Noch immer haben Schüler der Ballettschule Angst, offen über ihre Erfahrungen an der staatlichen Schule zu reden. Eine Kultur der Freiheit und Klarheit muss her. Auch Bildungssenatorin Scheeres ist dafür verantwortlich. Ein Kommentar von Torsten Mandalka
Eine Mischung aus Monarchie und Diktatur – so wurden die Machtverhältnisse an der Staatlichen Ballettschule Berlin beschrieben. Die Monarchie musste abdanken – und trotzdem ist das viel beschriebene Klima der Angst immer noch nicht dem Geist der Freiheit gewichen.
Das liegt zum einen daran, dass die Gehilfen der vormaligen Herrscher nach wie vor glauben, die Zeit zurückdrehen zu können. Denn es geht um Pfründe, Privilegien und entsprechende Verlustängste. Genau deswegen verbreiten privilegierte Lehrkräfte, um die Karriere ihrer Kinder besorgte Eltern und angsterfüllte Schüler und Schülerinnen immer noch die Legende: Wenn die Kritik an den alten Verhältnissen und die Berichterstattung darüber nicht aufhören, dann wird die Schule geschlossen.
Viele haben trotzdem Karriere gemacht
Außerdem wird schamlos gelogen: Missstände habe es nie gegeben, Einzelfälle würden übertrieben, die Vorwürfe lediglich anonym von gescheiterten Tänzern erhoben. Das Gegenteil ist richtig. Die Missstände in Berlin sind noch schlimmer als die an der Ballettschule in Wien. Was dort ans Licht gekommen ist, hat hohe Wellen geschlagen und wurde ausführlich aufgearbeitet.
Es geht auch in Berlin nicht um Einzelfälle: Kinder sind über Jahre hinweg indoktriniert, zum Teil schwerwiegend psychisch und nachhaltig physisch geschädigt worden. Wir haben mit Dutzenden Informanten darüber gesprochen und ihre Berichte überprüft. Nicht wenige haben trotzdem Karriere in ihrem Beruf als Tänzerinnen oder Artisten gemacht.

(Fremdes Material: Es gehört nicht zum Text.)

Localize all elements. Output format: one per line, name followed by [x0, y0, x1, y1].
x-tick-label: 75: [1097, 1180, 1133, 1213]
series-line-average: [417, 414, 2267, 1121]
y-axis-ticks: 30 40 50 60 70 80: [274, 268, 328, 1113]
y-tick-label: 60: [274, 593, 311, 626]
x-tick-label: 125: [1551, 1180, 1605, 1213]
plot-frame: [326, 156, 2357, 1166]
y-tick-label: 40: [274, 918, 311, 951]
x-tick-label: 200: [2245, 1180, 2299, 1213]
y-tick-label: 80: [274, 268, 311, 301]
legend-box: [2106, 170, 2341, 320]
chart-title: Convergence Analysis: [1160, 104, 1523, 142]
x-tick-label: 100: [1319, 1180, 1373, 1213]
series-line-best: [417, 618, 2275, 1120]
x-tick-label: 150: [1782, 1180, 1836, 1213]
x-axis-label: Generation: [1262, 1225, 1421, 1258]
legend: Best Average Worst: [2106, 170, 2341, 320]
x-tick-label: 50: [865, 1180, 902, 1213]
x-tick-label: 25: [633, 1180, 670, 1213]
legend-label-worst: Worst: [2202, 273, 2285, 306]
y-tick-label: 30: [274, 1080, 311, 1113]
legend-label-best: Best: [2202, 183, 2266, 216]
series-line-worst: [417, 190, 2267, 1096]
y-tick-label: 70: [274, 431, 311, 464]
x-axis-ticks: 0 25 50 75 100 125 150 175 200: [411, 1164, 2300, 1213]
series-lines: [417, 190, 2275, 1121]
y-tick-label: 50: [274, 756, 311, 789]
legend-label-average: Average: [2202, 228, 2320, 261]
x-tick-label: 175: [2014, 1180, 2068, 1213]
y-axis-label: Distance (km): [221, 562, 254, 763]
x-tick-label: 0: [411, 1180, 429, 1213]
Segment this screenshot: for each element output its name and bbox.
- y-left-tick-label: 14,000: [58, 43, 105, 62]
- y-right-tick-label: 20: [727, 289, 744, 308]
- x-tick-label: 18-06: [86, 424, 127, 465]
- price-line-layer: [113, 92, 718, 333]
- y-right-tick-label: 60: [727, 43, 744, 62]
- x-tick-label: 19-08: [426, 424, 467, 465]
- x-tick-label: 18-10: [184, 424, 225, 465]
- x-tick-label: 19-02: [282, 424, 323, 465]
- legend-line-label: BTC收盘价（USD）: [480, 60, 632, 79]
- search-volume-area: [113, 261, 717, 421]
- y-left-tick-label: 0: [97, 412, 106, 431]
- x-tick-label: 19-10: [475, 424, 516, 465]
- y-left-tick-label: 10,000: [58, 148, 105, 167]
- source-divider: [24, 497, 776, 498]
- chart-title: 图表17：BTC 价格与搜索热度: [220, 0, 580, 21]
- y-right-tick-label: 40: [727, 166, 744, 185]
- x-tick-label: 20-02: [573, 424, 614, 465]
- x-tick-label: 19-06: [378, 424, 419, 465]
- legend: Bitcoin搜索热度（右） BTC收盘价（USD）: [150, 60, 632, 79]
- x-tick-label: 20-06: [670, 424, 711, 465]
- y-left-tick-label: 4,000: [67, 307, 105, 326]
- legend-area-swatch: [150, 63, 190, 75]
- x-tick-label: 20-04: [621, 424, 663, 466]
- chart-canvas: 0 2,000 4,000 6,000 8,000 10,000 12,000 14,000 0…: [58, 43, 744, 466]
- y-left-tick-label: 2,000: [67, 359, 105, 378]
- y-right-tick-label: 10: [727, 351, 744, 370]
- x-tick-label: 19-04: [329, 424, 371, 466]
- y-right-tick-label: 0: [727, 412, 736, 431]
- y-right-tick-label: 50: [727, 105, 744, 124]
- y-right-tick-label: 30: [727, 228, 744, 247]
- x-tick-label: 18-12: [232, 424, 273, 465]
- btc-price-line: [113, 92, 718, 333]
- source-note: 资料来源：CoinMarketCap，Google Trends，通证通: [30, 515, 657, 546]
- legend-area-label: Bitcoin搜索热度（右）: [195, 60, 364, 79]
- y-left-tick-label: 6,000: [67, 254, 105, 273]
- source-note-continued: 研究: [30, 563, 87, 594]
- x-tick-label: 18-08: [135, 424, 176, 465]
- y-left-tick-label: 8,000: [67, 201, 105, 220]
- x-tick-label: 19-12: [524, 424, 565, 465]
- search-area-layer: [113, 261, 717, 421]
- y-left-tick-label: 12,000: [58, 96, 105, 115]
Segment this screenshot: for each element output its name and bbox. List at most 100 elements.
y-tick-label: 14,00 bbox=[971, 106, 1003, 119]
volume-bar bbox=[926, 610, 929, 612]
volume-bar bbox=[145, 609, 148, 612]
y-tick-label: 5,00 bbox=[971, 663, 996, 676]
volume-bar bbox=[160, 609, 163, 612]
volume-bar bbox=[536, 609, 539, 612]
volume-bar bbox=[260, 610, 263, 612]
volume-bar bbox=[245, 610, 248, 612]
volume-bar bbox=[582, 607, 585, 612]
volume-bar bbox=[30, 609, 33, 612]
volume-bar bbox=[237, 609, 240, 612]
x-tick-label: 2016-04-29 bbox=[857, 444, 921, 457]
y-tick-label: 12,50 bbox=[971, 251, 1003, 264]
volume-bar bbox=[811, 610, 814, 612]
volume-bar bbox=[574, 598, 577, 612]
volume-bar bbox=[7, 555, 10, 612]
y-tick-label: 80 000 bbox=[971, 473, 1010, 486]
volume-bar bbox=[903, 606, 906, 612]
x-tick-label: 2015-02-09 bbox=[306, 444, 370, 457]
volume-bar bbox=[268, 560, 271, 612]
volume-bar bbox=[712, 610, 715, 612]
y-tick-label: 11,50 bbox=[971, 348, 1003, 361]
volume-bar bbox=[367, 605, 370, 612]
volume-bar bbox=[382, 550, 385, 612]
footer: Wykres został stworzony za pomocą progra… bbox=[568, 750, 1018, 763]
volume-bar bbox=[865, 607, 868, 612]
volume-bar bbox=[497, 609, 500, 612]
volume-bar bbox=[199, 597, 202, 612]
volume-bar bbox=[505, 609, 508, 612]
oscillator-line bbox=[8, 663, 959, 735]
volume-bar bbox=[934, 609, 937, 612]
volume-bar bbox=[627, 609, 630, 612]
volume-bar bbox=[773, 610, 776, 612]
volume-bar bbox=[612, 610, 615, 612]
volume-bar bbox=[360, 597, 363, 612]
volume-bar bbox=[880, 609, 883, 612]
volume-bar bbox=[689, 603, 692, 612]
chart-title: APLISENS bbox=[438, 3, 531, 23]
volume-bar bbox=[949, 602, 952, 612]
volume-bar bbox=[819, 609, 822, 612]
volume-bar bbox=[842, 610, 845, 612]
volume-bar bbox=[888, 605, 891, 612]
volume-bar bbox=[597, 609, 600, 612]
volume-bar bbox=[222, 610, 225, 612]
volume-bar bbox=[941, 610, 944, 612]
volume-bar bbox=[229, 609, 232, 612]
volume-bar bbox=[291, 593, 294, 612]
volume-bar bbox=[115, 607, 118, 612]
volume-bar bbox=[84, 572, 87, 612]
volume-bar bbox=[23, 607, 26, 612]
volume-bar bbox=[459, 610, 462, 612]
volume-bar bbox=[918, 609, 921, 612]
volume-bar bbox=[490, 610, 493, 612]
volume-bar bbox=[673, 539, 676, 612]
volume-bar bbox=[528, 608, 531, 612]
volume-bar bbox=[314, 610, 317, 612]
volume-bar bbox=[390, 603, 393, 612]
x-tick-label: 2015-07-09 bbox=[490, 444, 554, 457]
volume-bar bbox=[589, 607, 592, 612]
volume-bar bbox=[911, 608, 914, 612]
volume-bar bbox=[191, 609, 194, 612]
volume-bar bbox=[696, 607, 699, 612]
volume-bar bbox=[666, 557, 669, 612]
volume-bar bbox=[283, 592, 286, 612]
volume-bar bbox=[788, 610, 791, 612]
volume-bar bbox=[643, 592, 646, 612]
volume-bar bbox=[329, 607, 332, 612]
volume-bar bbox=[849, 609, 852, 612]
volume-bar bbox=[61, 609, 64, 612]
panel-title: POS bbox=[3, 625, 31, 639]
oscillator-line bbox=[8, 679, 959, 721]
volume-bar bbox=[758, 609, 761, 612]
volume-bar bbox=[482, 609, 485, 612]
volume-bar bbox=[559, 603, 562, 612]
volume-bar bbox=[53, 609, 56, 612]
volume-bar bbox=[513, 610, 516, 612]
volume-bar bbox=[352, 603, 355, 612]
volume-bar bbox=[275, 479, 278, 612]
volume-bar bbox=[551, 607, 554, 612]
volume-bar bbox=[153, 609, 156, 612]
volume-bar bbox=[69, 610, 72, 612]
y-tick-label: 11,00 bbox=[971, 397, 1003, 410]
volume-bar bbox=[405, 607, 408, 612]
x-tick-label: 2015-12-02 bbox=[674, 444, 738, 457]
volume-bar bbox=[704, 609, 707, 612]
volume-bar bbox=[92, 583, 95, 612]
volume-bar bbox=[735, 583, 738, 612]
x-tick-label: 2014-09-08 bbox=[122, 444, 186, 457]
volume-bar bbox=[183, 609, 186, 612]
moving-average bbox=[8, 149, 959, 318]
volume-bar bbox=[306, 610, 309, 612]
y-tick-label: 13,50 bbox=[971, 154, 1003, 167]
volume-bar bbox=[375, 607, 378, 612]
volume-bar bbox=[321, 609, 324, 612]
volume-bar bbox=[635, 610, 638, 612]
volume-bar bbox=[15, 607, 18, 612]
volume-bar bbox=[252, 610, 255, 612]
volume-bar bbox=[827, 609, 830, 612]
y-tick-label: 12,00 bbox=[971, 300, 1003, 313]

Die Garanten des Angstklimas werden nicht wiederkommen. Ihre Stellen sind neu ausgeschrieben worden. Das heißt auch, die Schule für Ballett und Artistik ist in ihrer Existenz nicht gefährdet. Allerdings bedarf es trotzdem eines tiefen Wandels. Das Primat der Pädagogik muss Einzug halten an der Erich-Weinert-Straße. Im Zweifel muss das Leistungsprinzip, das bisher der brachialen Bolschoi-Ballett-Tradition folgte, dahinter zurücktreten.
Vielleicht wird die Brunswicker-Kommission, die das Ganze jetzt aufarbeitet, auch darüber nachdenken müssen, ob die Gesamtausrichtung der Schule nicht neu justiert werden sollte: Weg von einer Fokussierung auf den sehr schmalen und deswegen besonders harten Markt für Balletttänzer und Artisten hin zu einer Schule für künstlerischen Tanz und Bewegung mit einem sehr viel breiteren Spektrum. Die 7,5 Millionen Euro Steuergelder, mit denen die Einrichtung Jahr für Jahr bedacht wird, würden den Kindern dann vielleicht mehr nutzen.
Niemand setzt sich für einen Untersuchungsausschuss ein
Insgesamt hätte die Affäre eigentlich das Potential für einen Untersuchungsausschuss. Denn die Frage, wie das alles jahrelang so gehen konnte unter zentraler Aufsicht der Senatsverwaltung von Sandra Scheeres (SPD), ist immer noch unbeantwortet. Doch offensichtlich hat nicht mal die oppositionelle CDU daran ein Interesse – denn auch ihre Vertreter haben sich am Tanz der Eleven ergötzt und sich im Licht der berühmten Ballettschule gesonnt, ohne allzu kritische Frage zu stellen.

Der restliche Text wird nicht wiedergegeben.